This 1950s Secret Social Club Printed The First Lesbian Magazine

    In 1955, a group of eight women founded a secret club which would become the first lesbian civil rights organization in the U.S.

    During the 1950s, being an out gay woman was rarely heard of and nearly impossible.

    If you were in the closet, but didn't want to risk heading out to the gay bars, you had very few options for socializing.

    Del Martin and Phyllis Lyon, who lived in San Francisco, were among the women who became frustrated with their blatant lack of options.

    The women, along with five others, started a small social club which would became the first lesbian civil rights group: The Daughters Of Bilitis, or DOB.

    As one woman put it, "All lesbians will know Bilitis, but no one else will!"

    Phyllis later joked that she didn't actually know the Bilitis reference at the time.

    At first, the group had trouble recruiting members. How do you advertise a secret club?

    The solution came in the form of a simple newsletter, sent out to any gay women they knew of. Eventually, the newsletter became the first lesbian magazine, The Ladder.

    Early editions were a dozen or so hand-stapled pages long, produced on a typewriter, copied by a mimeograph.

    Most of us need a refresher on what a mimeograph is.

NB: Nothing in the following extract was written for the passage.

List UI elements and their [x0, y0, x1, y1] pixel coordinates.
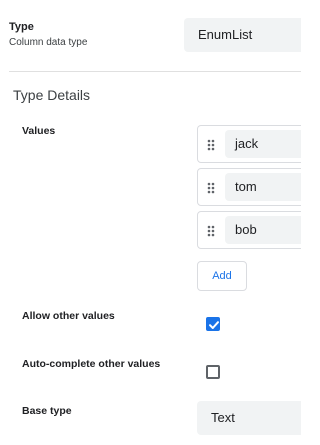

It's okay.

    Inside you could read book reviews, poetry, short stories, and news from recent DOB meetings.

    The DOB's official statement was printed on the inside of every issue until 1970:

    1.Education of the variant...to enable her to understand herself and make her adjustment to society...this to be accomplished by establishing...a library...on the sex deviant theme; by sponsoring public discussions...to be conducted by leading members of the legal psychiatric, religious and other professions; by advocating a mode of behavior and dress acceptable to society.

    2.Education of the public...leading to an eventual breakdown of erroneous taboos and prejudices.

    3.Participation in research projects by duly authorized and responsible psychologists, sociologists, and other such experts directed towards further knowledge of the homosexual.

    4.Investigation of the penal code as it pertain to the homosexual, proposal of changes,...and promotion of these changes through the due process of law in the state legislatures.

    Famous gay activist Barbara Gittings founded the New York chapter of the DOB, and ran it from 1958 to 1963.

    The Ladder's editor position changed hands from Del Martin to Gittings in 1963.

    Here she is being extremely efficient and planning issues six months ahead of time:

    By the time of its last issue in 1972, The Ladder had grown from a simple newsletter into a 40+ page publication.

    Unfortunately by 1972, the publication had run out of funds and it's long run finally came to a close.

    The impact of the DOB on the lives of women was described by historian Martin Meeker:

    "The DOB succeeded in linking hundreds of lesbians across the country with one another and gathering them into a distinctly modern communication network that was mediated through print and, consequently, imagination, rather than sight, sound, smell, and touch.

    The couple who helped start it all, Del Martin and Phyllis Lyon, were finally married in San Francisco in 2008.